3,438 posts, read 4,796,713 times
Reputation: 5403
Quote:
Originally Posted by Caladium View Post
Good advice that an emergency kit should be stored in some out of the way location so it won't go flying if the car gets smacked or spins out of control.

If you feel like you have too much stuff, reconsider some of the items. Multiple changes of clothing seem like a bit much. They sell rain ponchos that can be folded into small envelopes (and they're usually quite inexpensive). A blanket is a good idea, but again there are blankets that are bulky and others that don't take up all that much room. If boots are taking up too much room, plastic baggies over shoes can serve the same purpose in an emergency (unless you regularly drive in areas with deep mud).

I do think a spare pair of shoes you can walk in is a good idea. I like athletic shoes that are too worn for my daily circuit, yet aren't at the point of having holes in them. And shoes don't take up that much room if you pack them right.

Also, I like keeping $100 in cash in the car. I don't touch it but someday it might be really good to have.

If it is winter survival, what good are ---- ."plastic baggies over shoes"..........and ..........."athletic shoes that are too warn >,,,,,,,,,,,,


SURVIVAL gear usually is mentioned as surviving in cold climates.
 
Old 11-20-2013, 09:46 AM
 
Location: Virginia
18,717 posts, read 27,131,671 times
Reputation: 42872
Maybe it depends on where your car accident is.
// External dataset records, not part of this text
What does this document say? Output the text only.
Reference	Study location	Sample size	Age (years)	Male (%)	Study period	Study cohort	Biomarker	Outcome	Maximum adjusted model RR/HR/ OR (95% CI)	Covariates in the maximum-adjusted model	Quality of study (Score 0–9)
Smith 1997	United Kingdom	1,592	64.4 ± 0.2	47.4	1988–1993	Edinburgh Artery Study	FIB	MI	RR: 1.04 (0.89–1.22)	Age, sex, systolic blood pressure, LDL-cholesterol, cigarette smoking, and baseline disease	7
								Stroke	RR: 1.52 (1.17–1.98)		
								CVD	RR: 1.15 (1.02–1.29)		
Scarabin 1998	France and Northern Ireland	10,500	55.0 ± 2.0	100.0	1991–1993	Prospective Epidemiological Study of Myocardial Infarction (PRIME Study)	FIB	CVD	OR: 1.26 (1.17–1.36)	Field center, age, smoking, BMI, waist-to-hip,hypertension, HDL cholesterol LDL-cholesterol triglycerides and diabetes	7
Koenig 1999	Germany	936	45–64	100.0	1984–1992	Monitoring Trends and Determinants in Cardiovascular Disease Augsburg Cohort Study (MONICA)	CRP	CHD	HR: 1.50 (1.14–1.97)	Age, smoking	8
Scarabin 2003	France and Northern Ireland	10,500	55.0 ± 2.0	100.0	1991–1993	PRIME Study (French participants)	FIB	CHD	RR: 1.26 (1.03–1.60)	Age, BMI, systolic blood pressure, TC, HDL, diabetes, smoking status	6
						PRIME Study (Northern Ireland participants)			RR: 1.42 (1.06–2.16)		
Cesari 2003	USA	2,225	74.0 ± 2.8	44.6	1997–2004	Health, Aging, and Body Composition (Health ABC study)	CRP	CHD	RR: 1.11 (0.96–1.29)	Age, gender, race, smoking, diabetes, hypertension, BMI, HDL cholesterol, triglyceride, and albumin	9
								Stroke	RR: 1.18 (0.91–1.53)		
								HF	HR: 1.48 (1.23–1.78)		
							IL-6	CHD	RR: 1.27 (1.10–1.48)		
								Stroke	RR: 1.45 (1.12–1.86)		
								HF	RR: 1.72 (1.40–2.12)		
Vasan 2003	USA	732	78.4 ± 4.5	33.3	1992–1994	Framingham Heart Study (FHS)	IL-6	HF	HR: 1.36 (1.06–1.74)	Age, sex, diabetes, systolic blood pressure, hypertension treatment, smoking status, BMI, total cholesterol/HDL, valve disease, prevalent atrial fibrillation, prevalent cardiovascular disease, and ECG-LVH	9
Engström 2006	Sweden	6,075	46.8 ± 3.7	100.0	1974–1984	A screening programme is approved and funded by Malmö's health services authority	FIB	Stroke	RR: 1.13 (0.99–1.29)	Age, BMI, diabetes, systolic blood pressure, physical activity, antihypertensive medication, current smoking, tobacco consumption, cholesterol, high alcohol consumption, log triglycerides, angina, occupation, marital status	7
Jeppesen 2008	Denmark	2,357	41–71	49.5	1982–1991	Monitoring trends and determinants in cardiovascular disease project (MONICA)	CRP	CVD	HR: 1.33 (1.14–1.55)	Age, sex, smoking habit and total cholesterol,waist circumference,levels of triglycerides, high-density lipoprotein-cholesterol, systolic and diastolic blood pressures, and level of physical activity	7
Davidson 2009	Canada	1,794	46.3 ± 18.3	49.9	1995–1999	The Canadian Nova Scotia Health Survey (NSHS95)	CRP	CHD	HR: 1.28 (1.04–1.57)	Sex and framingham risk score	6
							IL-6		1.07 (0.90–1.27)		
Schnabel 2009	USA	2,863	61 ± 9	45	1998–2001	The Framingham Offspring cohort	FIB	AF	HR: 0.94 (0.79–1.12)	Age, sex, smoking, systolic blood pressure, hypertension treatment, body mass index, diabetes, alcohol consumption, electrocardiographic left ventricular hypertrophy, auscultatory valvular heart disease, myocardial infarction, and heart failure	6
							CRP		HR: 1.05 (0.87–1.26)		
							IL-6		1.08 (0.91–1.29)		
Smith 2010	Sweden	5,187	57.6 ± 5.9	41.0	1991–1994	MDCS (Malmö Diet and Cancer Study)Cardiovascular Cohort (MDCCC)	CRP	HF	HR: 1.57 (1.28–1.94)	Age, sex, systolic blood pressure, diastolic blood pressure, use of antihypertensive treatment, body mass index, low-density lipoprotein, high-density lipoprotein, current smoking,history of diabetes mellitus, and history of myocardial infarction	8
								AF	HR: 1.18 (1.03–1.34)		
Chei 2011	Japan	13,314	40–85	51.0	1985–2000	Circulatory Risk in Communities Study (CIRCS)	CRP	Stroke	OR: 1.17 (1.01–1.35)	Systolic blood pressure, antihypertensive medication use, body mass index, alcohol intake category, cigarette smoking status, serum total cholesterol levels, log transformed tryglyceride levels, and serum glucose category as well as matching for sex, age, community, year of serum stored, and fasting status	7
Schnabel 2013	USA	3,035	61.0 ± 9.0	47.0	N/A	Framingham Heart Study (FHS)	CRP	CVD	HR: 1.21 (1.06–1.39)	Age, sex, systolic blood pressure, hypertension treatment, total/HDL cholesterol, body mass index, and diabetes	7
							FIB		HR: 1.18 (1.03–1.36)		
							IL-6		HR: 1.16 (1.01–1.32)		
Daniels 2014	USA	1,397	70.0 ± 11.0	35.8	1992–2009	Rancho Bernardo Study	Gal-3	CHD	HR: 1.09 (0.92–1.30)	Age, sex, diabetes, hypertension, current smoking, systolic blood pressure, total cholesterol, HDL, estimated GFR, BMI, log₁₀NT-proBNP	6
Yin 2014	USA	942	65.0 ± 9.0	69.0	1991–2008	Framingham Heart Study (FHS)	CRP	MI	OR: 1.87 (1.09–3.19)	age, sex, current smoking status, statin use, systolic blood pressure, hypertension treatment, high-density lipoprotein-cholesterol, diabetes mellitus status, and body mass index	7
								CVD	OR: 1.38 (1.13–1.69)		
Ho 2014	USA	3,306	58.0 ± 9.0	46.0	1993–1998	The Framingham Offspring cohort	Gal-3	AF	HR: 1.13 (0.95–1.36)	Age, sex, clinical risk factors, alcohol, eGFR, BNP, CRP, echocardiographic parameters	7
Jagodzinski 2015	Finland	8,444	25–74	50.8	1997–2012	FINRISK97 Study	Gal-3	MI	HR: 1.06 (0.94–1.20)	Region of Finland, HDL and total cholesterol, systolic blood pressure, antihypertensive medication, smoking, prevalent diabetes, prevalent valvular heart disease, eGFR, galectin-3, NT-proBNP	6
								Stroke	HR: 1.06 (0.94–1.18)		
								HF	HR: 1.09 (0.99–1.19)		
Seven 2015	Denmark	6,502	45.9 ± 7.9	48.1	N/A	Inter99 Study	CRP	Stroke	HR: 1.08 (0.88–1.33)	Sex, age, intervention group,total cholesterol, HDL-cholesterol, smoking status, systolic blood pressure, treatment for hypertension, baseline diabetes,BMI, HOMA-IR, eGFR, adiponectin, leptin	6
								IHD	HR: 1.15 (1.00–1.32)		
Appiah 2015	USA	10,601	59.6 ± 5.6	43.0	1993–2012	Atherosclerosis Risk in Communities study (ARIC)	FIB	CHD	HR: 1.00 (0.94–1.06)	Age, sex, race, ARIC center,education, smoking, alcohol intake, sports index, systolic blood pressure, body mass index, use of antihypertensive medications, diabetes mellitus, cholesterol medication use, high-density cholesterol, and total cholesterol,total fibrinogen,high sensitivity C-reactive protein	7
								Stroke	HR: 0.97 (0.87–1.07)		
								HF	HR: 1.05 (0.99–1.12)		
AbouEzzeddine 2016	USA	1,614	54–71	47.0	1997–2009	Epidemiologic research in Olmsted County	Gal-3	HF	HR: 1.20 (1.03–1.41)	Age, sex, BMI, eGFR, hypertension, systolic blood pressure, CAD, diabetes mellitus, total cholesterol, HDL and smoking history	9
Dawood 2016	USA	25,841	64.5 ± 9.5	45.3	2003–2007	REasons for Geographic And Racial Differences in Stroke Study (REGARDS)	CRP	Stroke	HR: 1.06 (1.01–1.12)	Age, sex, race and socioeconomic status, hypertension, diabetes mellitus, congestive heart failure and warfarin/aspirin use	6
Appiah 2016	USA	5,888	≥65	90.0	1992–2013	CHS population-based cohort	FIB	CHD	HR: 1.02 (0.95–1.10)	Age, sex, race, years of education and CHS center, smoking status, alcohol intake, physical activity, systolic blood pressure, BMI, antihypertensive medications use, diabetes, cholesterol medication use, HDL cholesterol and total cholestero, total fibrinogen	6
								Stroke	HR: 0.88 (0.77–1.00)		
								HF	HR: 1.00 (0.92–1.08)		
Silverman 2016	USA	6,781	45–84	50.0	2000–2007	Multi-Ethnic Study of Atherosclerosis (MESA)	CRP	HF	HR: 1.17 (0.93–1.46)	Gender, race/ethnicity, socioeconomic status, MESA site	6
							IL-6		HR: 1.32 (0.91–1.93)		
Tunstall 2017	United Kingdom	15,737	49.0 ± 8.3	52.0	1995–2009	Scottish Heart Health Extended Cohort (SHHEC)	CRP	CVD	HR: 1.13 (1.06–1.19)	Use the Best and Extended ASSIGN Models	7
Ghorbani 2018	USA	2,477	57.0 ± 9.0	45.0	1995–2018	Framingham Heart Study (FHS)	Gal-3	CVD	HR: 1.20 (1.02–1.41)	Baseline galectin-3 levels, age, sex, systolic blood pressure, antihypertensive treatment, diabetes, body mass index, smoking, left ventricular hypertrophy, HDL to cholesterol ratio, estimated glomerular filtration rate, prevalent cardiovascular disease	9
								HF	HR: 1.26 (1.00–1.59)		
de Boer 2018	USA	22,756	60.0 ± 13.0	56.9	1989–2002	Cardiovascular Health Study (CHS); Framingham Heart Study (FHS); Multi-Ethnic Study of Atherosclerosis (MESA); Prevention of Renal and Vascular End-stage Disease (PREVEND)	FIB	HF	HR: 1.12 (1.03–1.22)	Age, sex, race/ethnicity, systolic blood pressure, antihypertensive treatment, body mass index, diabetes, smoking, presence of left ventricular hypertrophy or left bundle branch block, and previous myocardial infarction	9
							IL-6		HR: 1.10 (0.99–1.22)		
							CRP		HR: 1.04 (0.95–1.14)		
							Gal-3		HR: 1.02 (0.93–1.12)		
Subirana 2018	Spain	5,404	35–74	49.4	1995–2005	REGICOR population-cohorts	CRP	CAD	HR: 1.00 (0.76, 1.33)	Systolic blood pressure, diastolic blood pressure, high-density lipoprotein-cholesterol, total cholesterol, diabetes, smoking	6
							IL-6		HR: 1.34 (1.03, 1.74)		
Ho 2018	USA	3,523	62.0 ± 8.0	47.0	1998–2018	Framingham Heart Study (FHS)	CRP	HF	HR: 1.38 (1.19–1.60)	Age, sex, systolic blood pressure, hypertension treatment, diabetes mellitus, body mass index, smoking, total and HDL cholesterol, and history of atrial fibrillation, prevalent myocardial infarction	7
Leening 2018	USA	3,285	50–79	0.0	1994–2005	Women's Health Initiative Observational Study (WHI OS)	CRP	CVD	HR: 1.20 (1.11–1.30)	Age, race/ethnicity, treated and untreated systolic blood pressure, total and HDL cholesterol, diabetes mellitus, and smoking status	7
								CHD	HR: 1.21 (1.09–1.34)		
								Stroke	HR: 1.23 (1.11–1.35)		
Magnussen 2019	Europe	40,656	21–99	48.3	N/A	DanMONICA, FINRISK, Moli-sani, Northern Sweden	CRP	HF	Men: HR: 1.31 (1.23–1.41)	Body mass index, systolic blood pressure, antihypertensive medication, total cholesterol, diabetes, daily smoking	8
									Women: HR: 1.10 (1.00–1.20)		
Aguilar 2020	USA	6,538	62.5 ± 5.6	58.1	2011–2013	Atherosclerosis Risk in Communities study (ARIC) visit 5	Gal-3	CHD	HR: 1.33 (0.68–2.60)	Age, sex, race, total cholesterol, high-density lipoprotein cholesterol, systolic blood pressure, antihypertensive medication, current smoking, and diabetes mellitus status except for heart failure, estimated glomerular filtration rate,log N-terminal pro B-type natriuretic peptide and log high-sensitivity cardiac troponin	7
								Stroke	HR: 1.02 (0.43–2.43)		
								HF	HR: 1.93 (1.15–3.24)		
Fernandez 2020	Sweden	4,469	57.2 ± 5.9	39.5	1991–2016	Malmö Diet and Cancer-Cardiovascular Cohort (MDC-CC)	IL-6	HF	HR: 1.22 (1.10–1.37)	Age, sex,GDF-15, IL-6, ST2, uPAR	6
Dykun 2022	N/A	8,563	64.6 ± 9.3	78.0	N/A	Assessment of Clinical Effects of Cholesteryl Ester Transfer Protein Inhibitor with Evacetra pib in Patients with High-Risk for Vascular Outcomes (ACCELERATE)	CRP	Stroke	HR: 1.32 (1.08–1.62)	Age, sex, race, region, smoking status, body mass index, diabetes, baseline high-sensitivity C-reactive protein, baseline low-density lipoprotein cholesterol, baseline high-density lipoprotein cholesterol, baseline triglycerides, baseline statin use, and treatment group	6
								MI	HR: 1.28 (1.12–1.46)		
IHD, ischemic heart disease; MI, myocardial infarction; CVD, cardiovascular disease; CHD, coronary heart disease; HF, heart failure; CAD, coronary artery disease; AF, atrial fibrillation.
Where I live we have fairly mild winters, and the reality of my life is I don't have any reasons to be driving in wilderness areas during a heavy winter storm. And if I did, I would already be wearing boots and a heavy winter coat--no need to have extra in the car.

The winter trips that might involve snow are mostly trips to NYC--and that doesn't involve driving. I fly or take Amtrak, and once I get there I take the train everywhere. And, again, I would already be wearing boots if the weather was snowy.

The bags are mostly to keep your shoes dry. A few years ago I did have a situation where we had walk a little over a mile after a snowstorm. The snow was maybe a foot deep, and we did have to step in it a few times (although mostly we walked along the road). Bags over our shoes worked out really well. They may look dorky, but they provided the emergency protection we needed.

The extra pair of shoes in the car are more useful for situations like you've gone to a banquet, are wearing heels, the car breaks down, and you need to walk for help.